After the city capture the local management of Craiova Army was invited to the meeting with command of Red Army where Commissariat of Internal Affairs arrested them.
After the war Lviv was a part of the Ukrainian Soviet Socialist Republic. The majority of Polish population of the city moved on the territory of Poland, basically to its western part, on the former German lands (many of them moved to Vrotslav). As a result of the Second World War the national structure of the city was changed, as traditional ethnic groups (Poles, Jews and Germans) were moved or destroyed. The Polish language and its regional variant practically went out of use; Lviv for the first time in the history became basically Ukrainian-speaking city.
250 million roubles were allotted for restoration and municipal economy and culture development from the all-union budget. From all corners of the country thousand highly skilled experts and scientists went to Lviv.
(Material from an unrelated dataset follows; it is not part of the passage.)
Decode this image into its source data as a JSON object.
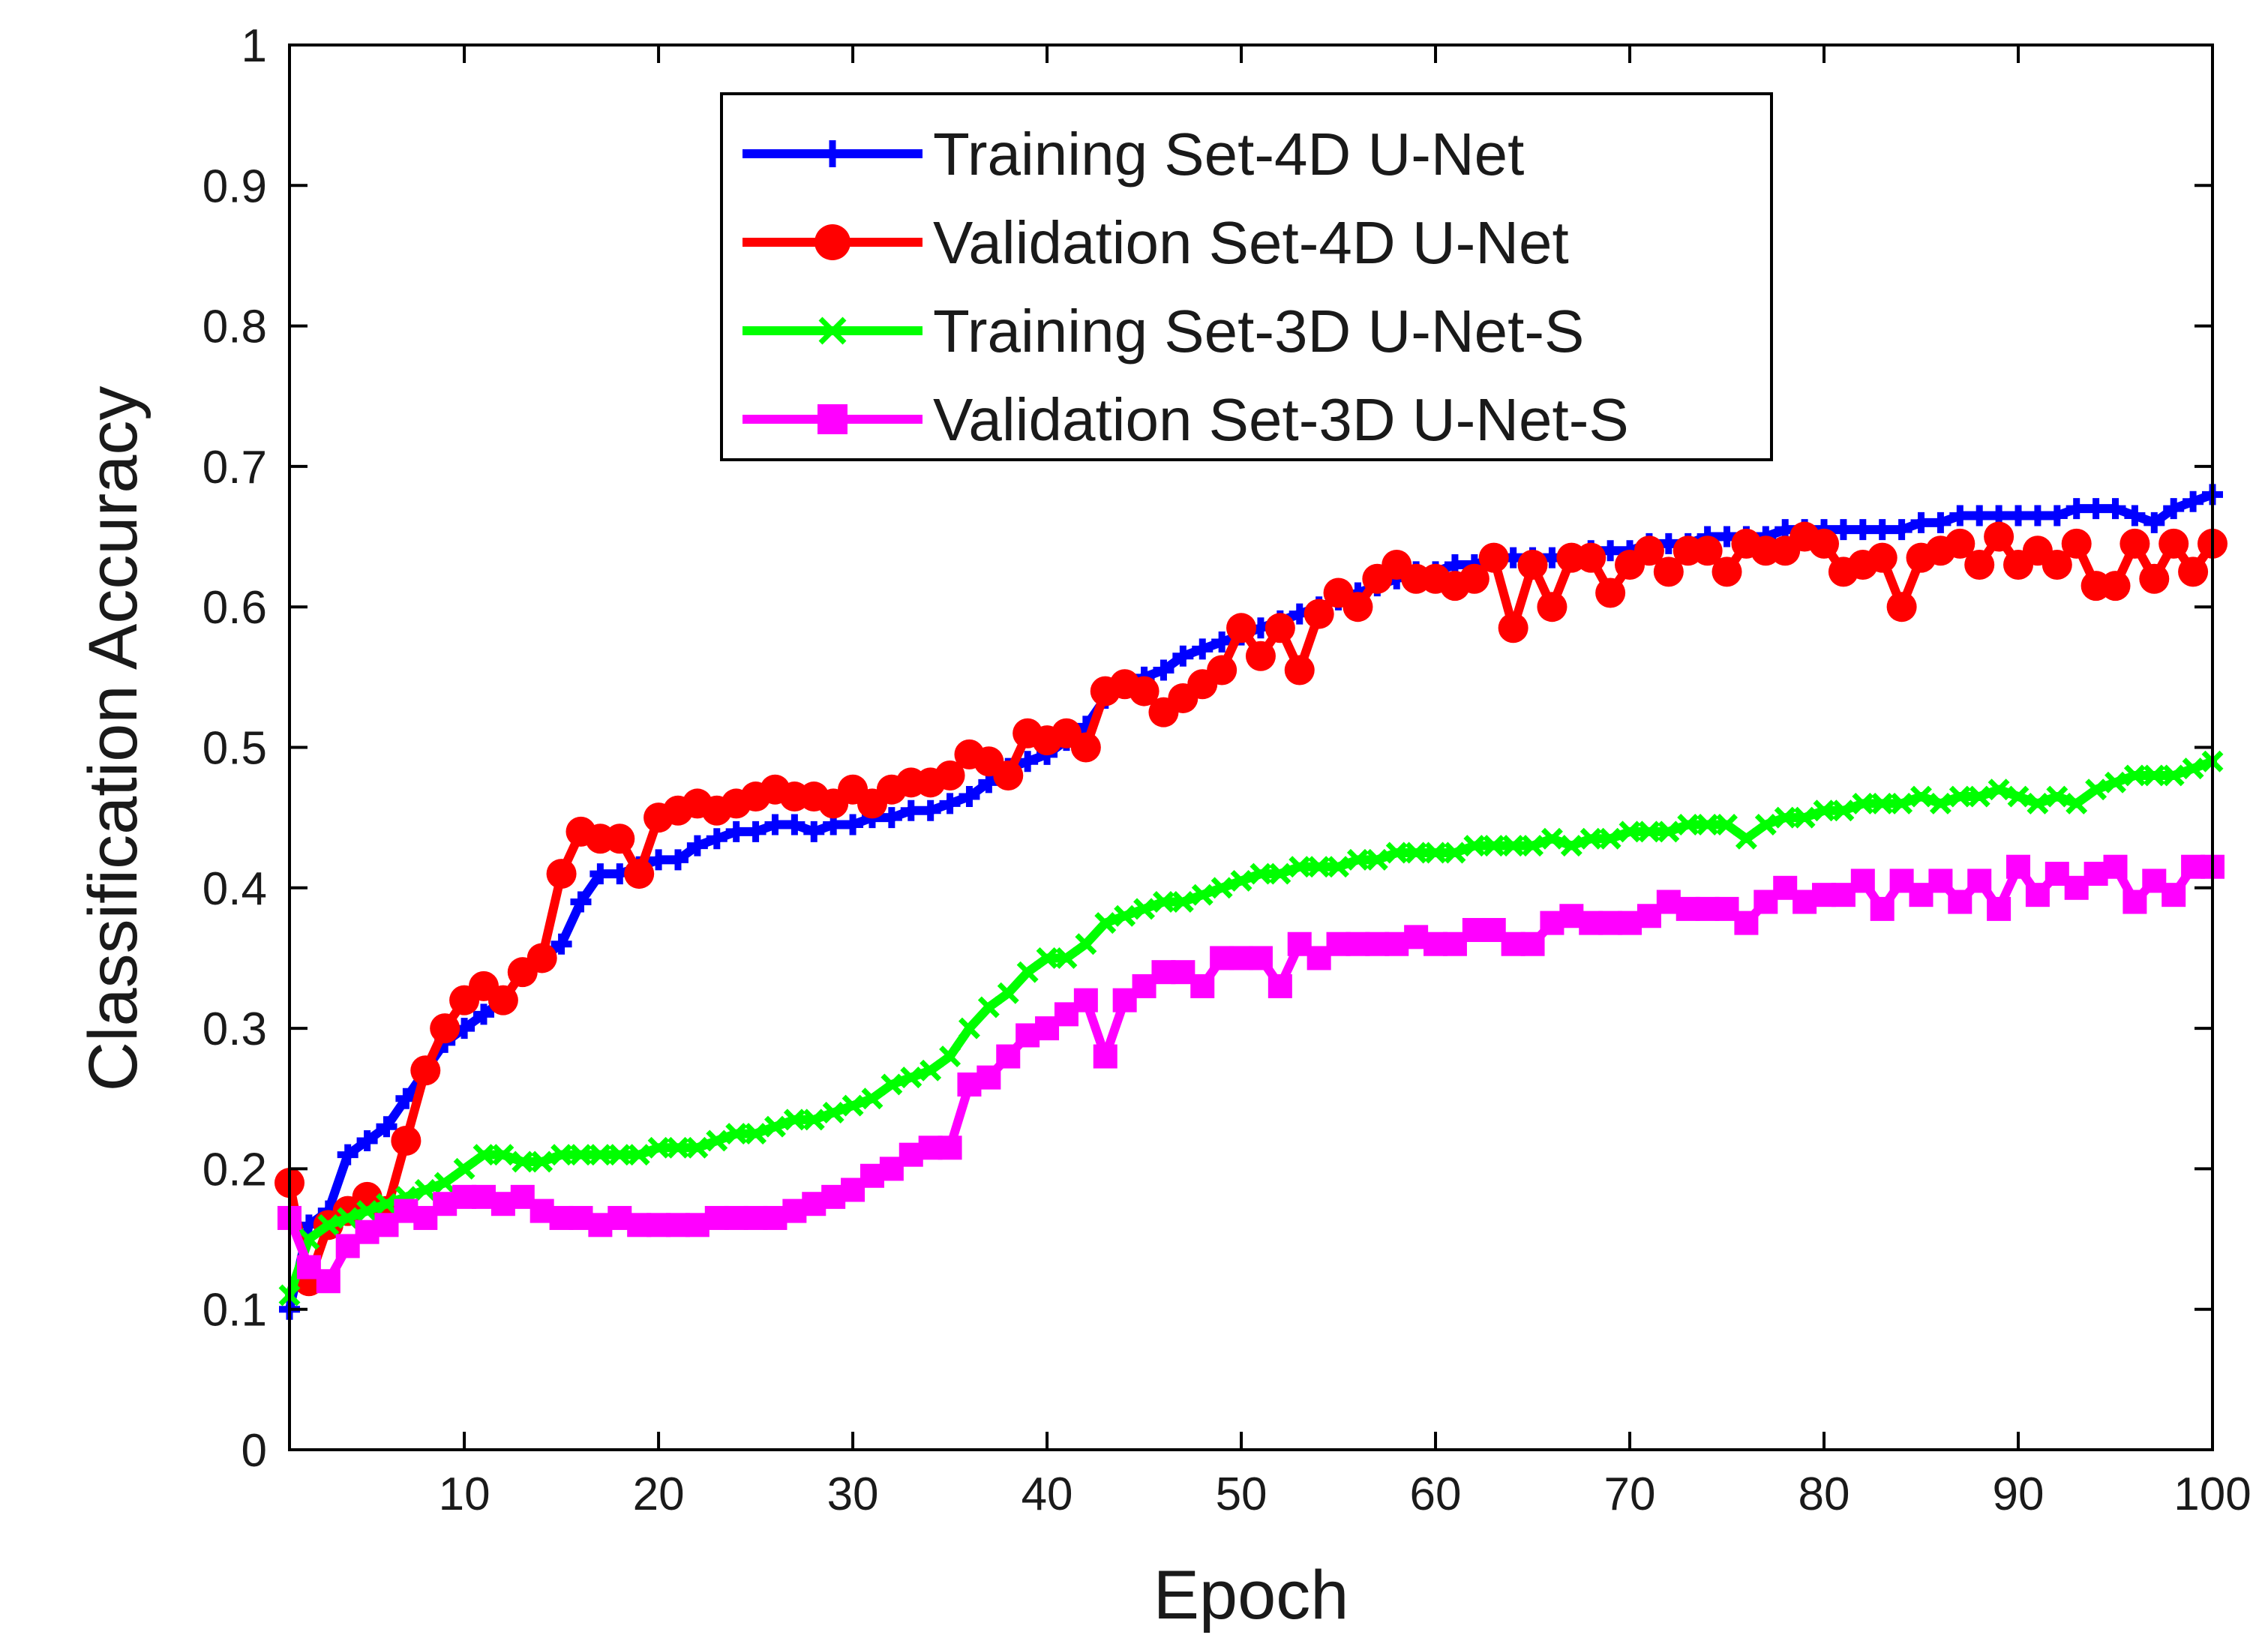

Equipment, transport, building materials and were delivered from Moscow, Leningrad, Sverdlovsk and other cities.
The Soviet power started to conduct tough policy of suppression of Ukrainian nationalist movement. It incorporated to eradication of the Ukrainian Greco-Catholic Church, which parishes were compulsorily transferred in Russian Orthodox Church.
After Stalin's death the Soviet policy became more tolerant, and Lviv remained the important centre of Ukrainian culture.
In 50 and 60-th years, the city considerably grew both in population, and in sizes. In Lviv, many known plants and factories were founded and transferred from East Ukraine.
To the beginning of 80-th years there were in Lviv 137 big enterprises, which made buses (for example, LAZ), auto-loaders, TVsets, diverse devices, machine tools with programmed control and a lot of other production.
Science was intensively developing. By 80th years in Lviv there were: 3 institutes of Academy of Science of USSR, branches and departments of academic establishments, tens research, design institutes, their branches and departments, 11 Higher education establishments, in which more than 8000 scientific employees worked. In 1971 creation of Western scientific center of Academy of Science of USSR became an important event in scientific life of the city.
In Soviet time Lvov remained an important cultural centre. In the late 70-th five theatres, philharmonic hall, about 40 cinemas, the circus, 46 cultural center, 12 large museums, more than 350 libraries were working there.
In 1991 of the USSR fell to pieces to a number of independent states. Lviv became an avant-guard of nationalist changes connected with that event.
In 1998 the historical city centre and the Cathedral of Saint Yuara entered in the list the world heritage of UNESCO.
On May, 14-15,1999 in Lviv in a palace of railwaymen the 6th summit of Central-European presidents of the countries took place. The subject of the "round table" was «Human measurement of the all-European and regional integration and its role in the building of new Europe».
In June, 2001 Pope John Paul II visited the city. There he served a mass on a Latin ceremony and took part in a liturgy of the Byzantian ceremony.
Modern Lviv is a compact city, which is enough convenient for a life. Its territory makes 171 sq. km., there are 788 thousand inhabitants in Lviv. On an ethnic accessory the city practically mononational - over 70 % of the population of Lviv is made by Ukrainians, Russians, Poles, Jews, Armenians, Germans, Czechs and representatives of other 83 nationalities.